Saturday, October 3, 2009

Rättvik, Sweden, Part 3; 21-28 September, 2009

In my last entry from my month in Rättvik, I shall deal with a few scraps. During this time, I was able to make some progress on my various writing projects, but most significantly, I began to become an amateur mycologist.

Mycology Made Easy

Dangerously armed with the little knowledge I gleaned from Ylva and Göran, I began to scour the local hills for mushrooms. Thanks to meticulous attention to sensory detail, and careful deductive reasoning, I am able to impart to you the best and safest methods of mushroom identification. This first method is called “chomp-and-wait” and involves uprooting any suspect mushroom, making sure to get as much of the fleshy foot as possible, using your trusty mycologist’s brush to clean off any nasty debris, and then taking a massive bite.

Here I am, having a taste of the fly agaric, the mushroom supposedly eaten by Vikings to inspire their berserker sprees… At this point in your process of enquiry, ponder your situation. Are you feeling faint, vomiting, feeling the need to sack and pillage and/or bepelt yourself in bear? Can you actively feel your kidneys being eaten from the inside?

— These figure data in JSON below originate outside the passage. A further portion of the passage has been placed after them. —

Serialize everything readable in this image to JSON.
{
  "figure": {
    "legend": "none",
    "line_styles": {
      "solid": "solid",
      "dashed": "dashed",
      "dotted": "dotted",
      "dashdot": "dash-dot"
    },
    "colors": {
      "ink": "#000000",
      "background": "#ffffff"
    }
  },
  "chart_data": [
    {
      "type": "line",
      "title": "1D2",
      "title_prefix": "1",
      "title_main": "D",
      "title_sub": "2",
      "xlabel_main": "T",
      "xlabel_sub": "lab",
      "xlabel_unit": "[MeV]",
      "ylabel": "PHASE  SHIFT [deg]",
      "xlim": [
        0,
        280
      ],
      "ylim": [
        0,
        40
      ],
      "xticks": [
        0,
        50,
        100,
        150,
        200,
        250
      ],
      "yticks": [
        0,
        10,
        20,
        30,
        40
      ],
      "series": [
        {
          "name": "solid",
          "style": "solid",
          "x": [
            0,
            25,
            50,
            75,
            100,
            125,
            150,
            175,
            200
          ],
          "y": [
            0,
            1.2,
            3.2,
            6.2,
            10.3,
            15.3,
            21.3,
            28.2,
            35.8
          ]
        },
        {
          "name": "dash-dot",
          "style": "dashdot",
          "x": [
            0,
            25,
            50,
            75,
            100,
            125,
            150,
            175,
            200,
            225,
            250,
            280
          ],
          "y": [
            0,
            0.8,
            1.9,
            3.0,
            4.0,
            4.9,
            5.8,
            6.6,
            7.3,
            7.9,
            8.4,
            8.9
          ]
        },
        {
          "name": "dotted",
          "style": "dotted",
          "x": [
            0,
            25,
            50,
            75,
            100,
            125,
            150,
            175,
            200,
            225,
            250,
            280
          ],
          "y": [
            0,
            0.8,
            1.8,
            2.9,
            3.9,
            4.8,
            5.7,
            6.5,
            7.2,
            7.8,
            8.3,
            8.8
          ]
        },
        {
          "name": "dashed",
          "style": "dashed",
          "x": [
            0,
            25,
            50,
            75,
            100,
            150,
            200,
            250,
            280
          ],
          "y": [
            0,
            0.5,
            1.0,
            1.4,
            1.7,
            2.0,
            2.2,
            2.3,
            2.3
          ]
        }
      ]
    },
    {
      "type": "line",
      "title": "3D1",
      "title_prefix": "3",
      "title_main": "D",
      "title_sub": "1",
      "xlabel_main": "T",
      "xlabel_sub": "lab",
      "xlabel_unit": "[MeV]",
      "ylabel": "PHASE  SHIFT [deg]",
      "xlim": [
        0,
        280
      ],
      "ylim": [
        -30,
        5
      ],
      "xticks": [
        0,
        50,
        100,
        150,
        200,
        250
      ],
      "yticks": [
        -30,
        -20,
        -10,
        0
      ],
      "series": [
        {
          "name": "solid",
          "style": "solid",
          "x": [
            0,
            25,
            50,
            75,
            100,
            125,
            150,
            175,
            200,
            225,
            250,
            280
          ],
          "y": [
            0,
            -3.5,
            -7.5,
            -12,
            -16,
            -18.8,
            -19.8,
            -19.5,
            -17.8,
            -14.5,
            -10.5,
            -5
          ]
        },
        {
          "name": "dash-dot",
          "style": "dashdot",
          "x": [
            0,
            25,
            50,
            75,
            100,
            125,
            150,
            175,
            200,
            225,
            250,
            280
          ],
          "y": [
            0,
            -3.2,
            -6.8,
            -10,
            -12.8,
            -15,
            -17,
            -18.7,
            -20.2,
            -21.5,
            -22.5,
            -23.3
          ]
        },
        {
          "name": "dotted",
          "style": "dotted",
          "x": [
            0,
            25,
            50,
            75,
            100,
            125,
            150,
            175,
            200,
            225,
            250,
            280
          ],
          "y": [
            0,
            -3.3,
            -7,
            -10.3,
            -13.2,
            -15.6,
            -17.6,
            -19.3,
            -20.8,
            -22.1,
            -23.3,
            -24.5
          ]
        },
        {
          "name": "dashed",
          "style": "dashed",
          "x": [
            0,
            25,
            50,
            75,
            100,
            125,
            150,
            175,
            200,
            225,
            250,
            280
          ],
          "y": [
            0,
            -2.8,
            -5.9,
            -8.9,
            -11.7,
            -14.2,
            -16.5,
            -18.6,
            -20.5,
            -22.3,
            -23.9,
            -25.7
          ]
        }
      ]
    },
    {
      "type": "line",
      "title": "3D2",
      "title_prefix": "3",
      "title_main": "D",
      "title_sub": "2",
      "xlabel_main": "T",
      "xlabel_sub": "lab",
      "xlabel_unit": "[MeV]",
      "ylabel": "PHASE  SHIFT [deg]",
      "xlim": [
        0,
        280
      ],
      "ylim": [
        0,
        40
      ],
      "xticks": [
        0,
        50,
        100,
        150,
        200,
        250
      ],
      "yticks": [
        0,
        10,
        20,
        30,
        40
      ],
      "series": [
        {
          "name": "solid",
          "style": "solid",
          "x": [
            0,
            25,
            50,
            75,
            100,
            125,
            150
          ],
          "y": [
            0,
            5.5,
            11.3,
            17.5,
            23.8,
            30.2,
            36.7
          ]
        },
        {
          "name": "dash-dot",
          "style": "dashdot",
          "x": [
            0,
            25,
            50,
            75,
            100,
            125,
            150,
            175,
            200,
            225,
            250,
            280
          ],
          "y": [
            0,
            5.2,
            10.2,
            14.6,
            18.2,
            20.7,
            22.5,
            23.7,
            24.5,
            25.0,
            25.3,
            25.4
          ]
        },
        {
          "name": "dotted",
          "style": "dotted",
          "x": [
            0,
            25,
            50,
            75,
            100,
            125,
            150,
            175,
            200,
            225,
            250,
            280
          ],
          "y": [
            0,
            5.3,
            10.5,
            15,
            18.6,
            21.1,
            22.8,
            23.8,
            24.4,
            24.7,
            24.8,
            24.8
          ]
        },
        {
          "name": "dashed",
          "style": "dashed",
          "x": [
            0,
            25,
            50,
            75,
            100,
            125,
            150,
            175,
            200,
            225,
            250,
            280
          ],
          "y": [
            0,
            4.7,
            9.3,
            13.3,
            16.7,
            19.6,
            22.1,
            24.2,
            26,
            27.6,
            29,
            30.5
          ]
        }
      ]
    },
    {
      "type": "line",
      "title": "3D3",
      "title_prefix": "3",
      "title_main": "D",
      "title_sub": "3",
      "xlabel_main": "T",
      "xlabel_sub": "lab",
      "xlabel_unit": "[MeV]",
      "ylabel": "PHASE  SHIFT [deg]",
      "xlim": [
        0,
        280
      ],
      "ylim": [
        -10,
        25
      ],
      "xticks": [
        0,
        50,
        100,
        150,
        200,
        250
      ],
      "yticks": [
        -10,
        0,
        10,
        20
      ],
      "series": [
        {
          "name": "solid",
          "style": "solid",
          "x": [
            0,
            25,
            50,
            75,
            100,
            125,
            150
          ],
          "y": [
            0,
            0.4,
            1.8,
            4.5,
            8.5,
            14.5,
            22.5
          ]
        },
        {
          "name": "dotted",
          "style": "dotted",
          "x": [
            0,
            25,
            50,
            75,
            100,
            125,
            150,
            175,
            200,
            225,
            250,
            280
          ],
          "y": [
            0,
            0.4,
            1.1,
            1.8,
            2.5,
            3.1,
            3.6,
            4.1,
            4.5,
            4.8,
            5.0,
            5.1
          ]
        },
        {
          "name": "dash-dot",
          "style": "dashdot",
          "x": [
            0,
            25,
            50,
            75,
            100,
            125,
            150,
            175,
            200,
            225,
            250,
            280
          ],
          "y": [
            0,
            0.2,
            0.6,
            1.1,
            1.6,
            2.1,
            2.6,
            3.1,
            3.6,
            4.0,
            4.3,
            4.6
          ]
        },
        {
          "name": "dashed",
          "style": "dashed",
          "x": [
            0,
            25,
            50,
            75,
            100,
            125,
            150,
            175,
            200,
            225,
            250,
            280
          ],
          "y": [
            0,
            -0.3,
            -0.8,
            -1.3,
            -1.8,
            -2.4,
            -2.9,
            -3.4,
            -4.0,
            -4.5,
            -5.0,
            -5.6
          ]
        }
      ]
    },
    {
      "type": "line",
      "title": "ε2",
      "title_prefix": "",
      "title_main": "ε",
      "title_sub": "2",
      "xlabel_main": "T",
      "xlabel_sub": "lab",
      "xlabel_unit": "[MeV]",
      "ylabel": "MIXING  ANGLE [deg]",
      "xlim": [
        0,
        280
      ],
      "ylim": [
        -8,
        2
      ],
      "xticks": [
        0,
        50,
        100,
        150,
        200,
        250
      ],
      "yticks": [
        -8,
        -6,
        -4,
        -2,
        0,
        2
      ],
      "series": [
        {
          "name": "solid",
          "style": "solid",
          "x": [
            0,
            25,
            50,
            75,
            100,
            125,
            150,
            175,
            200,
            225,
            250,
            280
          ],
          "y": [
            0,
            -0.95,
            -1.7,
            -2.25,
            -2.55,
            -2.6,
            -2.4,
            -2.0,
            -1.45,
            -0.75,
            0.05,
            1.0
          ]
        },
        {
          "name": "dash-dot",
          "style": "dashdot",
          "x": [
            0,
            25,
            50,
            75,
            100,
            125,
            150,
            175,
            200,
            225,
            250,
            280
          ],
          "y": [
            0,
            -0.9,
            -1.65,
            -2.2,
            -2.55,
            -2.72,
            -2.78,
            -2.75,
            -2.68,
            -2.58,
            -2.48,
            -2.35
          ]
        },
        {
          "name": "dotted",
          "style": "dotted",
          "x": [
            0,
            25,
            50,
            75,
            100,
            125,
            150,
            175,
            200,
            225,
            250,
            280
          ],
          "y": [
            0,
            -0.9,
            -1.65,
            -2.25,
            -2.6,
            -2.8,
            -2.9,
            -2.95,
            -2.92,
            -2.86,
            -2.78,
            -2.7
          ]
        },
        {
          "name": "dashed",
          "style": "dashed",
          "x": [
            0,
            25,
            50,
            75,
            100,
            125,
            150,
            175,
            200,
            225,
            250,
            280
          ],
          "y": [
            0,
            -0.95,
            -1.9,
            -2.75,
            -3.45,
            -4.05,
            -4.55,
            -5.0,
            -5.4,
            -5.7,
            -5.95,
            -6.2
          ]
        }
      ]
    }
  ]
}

These are generally bad signs and tell you that you should move on to other mushrooms. I actually found one of these “bad signs” near a trail.

The most failsafe method, however, is, as with quality cleaning products, to look at the label. Here, I demonstrate the inky cap (Coprinus Cominus) mushroom, also known as the lawyer’s wig. As you can see below, it earns its name, and it doesn’t take long to know that this one is A-Okay!

Follow the advice of Alice in Wonderland and Weird Al Yankovic, and just eat it. Here, you can see my mushroom harvest from one of my trips.


I also found one last bit of graffiti for the file: this, so simple, so friendly, on the main strip of Rättvik:

The Ladies

During one of my hikes out to the Bysjön, a lake not too far from my stugby, I came across these signs along the trail.

Finally, I would achieve my secret goal in going to Sweden: to find the mythical Swedish Ladypath, which would of course lead me to the mythical Swedish Ladies. Sure, we hear the tales, whispered over campfires when we are young; we joke about it in the locker room, belying our burning adolescent hopes; everyone learns in their History classes of Svenrige the Unwieldy, who withdrew Sweden from the Union of Kalamari with Denmark and Norway during the Great Squid Famine of 1523, to conserve his resources and and yet maintain the official policy that stands to this day, the right of all Swedes to roam the countryside freely, to camp wherever one is not being offensive, and on any land that is not farmland or someone’s garden, to pick berries, mushrooms, wildflowers, and mythical Ladies.

Well, after so much anticipation, I had stumbled across the mythical Ladypath. I followed the signs (while adjusting my coiffure) saw some footprints showing evidence of recent activity, checked the fewmets—nice and fresh—and knew the Ladies couldn’t be too far off. In and out through the winding paths, bouncing from spongy moss to spongy moss, over the liver and through the goods, I followed the signs…but all to no avail (I found out later from Göran that the occasional snickering I heard was probably the mythical deadly hooded snickering Swedish mushroom, not, apparently, a close relation to the mythical Ladies). Perhaps the stories I had heard were just that: stories, invented to placate itchy young men.

[note: later, the Sundmarks enlightened me as to the meaning of these signs. Apparently, this is the symbol for a mine, though why it is identical to the female sign was beyond our ken. Anyone? Anyone?]
[note #2: still later, I heard from Björn, who told me that the symbol was specifically for copper, and it is associated with Venus]

On 28 September, after a month in Rättvik, I had to say goodbye to my cottage, my mushrooms and lingonberries... On to Malmö for my last lecture!